Como todo, cada estudiante tiene sus condiciones, sus dificultades, o aptitudes que le permiten variar ese tiempo dedicado a la práctica en casa.

  • En primer lugar: practicar en casa es necesario.

  • Dependiendo del curso, la edad y el sistema de estudios varía mucho el tiempo diario necesario exigido para avanzar.

  • Lo ideal es estudiar todos los días aunque sea menos tiempo, que darse la panzada el día antes de clase o del concierto. Es un cliché, pero es así.

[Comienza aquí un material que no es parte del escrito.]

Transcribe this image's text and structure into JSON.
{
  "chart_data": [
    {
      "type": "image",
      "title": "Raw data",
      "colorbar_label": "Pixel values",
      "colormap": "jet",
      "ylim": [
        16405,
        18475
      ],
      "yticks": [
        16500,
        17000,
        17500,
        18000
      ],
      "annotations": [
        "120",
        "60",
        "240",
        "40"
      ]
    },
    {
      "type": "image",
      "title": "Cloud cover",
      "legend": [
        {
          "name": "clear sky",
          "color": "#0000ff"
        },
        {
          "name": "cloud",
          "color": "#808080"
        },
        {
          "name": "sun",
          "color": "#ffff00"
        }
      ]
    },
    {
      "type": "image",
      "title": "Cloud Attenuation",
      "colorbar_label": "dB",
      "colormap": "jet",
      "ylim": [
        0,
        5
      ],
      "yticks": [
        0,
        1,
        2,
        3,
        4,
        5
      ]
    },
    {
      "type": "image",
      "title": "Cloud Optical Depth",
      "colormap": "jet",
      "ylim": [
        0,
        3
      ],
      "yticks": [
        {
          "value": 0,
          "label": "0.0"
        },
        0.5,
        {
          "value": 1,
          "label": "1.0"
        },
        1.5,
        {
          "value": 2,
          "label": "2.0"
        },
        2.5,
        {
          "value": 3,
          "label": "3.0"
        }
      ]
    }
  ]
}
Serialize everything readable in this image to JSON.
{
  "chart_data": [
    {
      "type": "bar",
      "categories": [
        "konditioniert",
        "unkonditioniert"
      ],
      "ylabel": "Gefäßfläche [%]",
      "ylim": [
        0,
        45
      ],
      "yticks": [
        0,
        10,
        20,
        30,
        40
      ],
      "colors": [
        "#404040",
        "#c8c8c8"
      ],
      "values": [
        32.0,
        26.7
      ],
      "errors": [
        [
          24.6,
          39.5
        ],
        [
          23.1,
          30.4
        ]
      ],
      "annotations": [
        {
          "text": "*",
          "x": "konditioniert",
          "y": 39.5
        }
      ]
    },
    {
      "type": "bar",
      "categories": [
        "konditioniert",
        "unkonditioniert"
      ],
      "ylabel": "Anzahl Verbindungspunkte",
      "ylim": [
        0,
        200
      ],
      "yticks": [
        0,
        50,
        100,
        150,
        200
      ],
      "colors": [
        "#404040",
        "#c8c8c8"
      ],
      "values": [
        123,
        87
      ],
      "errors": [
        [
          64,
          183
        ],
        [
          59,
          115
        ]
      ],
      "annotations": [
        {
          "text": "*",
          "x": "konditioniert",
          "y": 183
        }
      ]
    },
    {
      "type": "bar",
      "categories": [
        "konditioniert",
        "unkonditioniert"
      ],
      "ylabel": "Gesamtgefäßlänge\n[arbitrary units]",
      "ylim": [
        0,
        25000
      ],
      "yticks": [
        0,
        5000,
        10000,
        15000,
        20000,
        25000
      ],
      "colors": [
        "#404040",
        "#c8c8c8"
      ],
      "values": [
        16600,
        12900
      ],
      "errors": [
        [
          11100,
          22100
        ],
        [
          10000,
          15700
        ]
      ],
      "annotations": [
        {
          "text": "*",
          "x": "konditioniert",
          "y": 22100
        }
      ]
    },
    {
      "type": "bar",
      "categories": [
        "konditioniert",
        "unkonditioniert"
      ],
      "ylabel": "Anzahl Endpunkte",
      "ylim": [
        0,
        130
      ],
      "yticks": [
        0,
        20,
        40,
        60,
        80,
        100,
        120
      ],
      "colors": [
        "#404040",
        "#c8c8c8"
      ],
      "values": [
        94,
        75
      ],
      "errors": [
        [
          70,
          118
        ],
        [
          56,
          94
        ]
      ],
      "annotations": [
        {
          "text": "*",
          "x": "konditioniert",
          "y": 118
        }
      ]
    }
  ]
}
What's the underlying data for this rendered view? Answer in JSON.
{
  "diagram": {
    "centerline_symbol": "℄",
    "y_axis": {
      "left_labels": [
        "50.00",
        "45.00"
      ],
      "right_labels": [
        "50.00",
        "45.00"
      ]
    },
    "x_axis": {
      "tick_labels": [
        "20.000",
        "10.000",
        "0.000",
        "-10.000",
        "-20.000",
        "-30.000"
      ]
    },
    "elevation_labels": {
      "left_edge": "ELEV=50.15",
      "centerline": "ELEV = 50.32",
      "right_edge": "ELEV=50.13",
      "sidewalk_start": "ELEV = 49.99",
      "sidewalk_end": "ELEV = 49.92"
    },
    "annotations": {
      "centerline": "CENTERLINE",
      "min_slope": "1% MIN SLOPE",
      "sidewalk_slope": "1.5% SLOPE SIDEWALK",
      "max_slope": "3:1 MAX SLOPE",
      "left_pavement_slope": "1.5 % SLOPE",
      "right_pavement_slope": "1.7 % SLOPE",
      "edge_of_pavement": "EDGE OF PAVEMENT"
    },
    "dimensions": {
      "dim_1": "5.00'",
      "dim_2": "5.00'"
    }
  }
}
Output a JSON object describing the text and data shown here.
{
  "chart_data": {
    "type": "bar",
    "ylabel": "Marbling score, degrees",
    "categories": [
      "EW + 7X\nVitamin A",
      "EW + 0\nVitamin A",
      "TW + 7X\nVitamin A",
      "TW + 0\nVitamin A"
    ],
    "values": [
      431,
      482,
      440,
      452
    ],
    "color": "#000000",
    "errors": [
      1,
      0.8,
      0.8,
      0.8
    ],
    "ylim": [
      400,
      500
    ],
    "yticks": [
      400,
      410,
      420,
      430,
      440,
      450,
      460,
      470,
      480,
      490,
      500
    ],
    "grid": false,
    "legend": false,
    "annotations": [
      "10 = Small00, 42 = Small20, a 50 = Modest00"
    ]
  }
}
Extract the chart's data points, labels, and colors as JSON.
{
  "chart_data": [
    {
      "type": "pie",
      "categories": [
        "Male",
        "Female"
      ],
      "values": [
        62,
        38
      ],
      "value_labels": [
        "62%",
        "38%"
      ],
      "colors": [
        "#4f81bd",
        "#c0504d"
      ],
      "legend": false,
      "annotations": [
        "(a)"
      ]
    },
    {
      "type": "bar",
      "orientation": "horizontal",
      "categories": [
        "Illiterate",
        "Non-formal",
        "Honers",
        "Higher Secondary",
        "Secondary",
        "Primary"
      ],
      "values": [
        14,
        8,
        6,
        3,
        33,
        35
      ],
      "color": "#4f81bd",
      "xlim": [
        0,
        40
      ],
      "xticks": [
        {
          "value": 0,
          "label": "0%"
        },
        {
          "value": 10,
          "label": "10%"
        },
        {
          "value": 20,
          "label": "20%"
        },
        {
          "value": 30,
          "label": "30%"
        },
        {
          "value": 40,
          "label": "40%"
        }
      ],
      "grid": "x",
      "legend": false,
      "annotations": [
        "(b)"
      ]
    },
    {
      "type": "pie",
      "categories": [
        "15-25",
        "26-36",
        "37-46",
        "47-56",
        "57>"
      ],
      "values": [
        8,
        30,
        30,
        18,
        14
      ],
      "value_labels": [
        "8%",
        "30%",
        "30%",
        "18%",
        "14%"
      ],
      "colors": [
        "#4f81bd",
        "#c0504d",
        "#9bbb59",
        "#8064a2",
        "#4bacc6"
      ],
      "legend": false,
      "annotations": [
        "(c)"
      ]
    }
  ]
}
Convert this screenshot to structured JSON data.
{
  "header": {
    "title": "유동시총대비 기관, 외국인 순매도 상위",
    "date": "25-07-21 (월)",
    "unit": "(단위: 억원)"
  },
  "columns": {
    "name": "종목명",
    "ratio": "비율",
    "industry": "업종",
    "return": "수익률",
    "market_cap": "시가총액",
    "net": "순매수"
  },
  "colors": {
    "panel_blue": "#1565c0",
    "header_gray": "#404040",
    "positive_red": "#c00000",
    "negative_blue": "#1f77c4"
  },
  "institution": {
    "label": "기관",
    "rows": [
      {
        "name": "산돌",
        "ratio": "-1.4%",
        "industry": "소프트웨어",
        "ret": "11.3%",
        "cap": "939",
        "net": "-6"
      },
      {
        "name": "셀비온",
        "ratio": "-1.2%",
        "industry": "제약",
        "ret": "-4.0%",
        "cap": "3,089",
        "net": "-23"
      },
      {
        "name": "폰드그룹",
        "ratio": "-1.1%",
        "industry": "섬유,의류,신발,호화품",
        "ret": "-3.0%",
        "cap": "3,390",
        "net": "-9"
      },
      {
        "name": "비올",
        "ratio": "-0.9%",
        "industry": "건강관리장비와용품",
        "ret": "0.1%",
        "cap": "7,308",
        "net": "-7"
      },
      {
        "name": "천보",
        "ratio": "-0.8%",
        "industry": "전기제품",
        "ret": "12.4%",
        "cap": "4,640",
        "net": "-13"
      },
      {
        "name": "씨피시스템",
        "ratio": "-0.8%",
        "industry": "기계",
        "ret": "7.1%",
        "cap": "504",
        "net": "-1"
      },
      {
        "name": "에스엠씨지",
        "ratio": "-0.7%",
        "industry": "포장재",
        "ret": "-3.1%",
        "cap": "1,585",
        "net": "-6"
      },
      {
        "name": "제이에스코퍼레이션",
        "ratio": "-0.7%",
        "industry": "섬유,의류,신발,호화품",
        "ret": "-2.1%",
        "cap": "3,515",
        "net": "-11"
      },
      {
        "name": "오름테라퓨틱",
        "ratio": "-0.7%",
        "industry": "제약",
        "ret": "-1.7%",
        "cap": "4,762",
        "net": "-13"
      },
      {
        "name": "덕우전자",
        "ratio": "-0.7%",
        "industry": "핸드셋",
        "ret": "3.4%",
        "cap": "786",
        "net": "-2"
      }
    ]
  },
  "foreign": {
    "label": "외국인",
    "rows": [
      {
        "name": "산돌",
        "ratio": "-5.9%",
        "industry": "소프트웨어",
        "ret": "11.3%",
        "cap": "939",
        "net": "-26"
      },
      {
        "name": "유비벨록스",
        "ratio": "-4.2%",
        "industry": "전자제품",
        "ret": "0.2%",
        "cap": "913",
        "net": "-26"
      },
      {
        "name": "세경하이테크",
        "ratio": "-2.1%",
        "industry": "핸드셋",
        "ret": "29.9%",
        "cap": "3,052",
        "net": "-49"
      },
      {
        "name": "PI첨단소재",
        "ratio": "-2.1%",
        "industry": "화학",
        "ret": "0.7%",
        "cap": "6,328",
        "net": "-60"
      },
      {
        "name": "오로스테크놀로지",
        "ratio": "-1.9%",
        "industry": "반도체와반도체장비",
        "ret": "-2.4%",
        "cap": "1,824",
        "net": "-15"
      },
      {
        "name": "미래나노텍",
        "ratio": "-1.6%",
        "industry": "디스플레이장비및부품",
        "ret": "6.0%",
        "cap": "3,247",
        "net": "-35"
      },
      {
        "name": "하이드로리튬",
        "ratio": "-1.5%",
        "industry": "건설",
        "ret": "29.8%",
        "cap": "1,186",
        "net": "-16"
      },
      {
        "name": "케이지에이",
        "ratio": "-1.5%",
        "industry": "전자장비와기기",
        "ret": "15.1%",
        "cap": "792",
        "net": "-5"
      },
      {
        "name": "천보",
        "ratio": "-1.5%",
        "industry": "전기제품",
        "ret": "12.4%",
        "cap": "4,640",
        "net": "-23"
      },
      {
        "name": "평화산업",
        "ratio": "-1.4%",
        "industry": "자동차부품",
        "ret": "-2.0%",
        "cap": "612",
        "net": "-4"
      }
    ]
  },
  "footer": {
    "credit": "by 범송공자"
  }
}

Tenemos memoria muscular, además de todas las dificultades que se pueden ir asimilando con ese estudio diario, concreto, centrado y pausado.

  • No es la misma dedicación la que se requiere siendo alumno de una escuela de música que de un conservatorio, porque no es el mismo objetivo tampoco, pero aún así, los estudiantes de escuelas de música deberían aprovechar más esas clases y la oportunidad de desarrollar los conocimientos musicales que allí van adquiriendo.

  • Si desde niños tenemos el estudio convertido en hábito, no será un problema ir ampliando el tiempo de dedicación cuando vayamos avanzando de curso.

  • Venga, os doy algo más concreto: para un niño, principiante, valdría con estudiar 15 minutos (reales) al día. Pero esto es una quimera teniendo la cantidad de clases a las que les sometemos. Si se trata de un estudiante de conservatorio, por ejemplo, en primero de Enseñanzas Profesionales, ya sería necesario que las sesiones diarias fueran al menos de 45 minutos, distribuidas en técnica (escalas, ejercicios concretos, etc.), estudio y obra. Y de ahí en adelante con el avance de cada curso.

  • ¿Qué pasa si no puedes mantener esa disciplina? En una escuela de música, nada. Solamente que el ritmo de aprendizaje será muy lento, y si aun así, disfrutas simplemente yendo a clase, está bien, pero si no, suele llegar el aburrimiento, la frustración y por ende, el abandono de la actividad. Si en el conservatorio no estudias, suspendes y no les da ni un poquito de pena.

  • Hay que superar la pereza y aprovechar bien esas clases y los magníficos profesores que habitualmente hay en las aulas, disfrutar de cada pequeño avance y tener la paciencia necesaria, porque en unos años se tendrá la capacidad de afrontar obras más importantes o la posibilidad de participar en una orquesta y vosotros, los padres, ser su fiel público.

 

 

Consejos para facilitar esa rutina de estudio:

 

  • Ayudarles a sacar y montar el instrumento, sobre todo en el caso de los cellos.

  • Que tengan su propio espacio de estudio con las menores distracciones posibles.

  • Los accesorios adecuados a punto: atril, lápiz, correa, partituras organizadas.

  • Ayudarles a afinar el instrumento si es que aún no saben.

  • Y puede ser muy positivo que normalicéis que toquen para vosotros, que se sientan escuchados y valorados. No se trata tanto de aplaudir sin más, sino poner en valor sus avances, su esfuerzo e ir minimizando los nervios de tocar en público.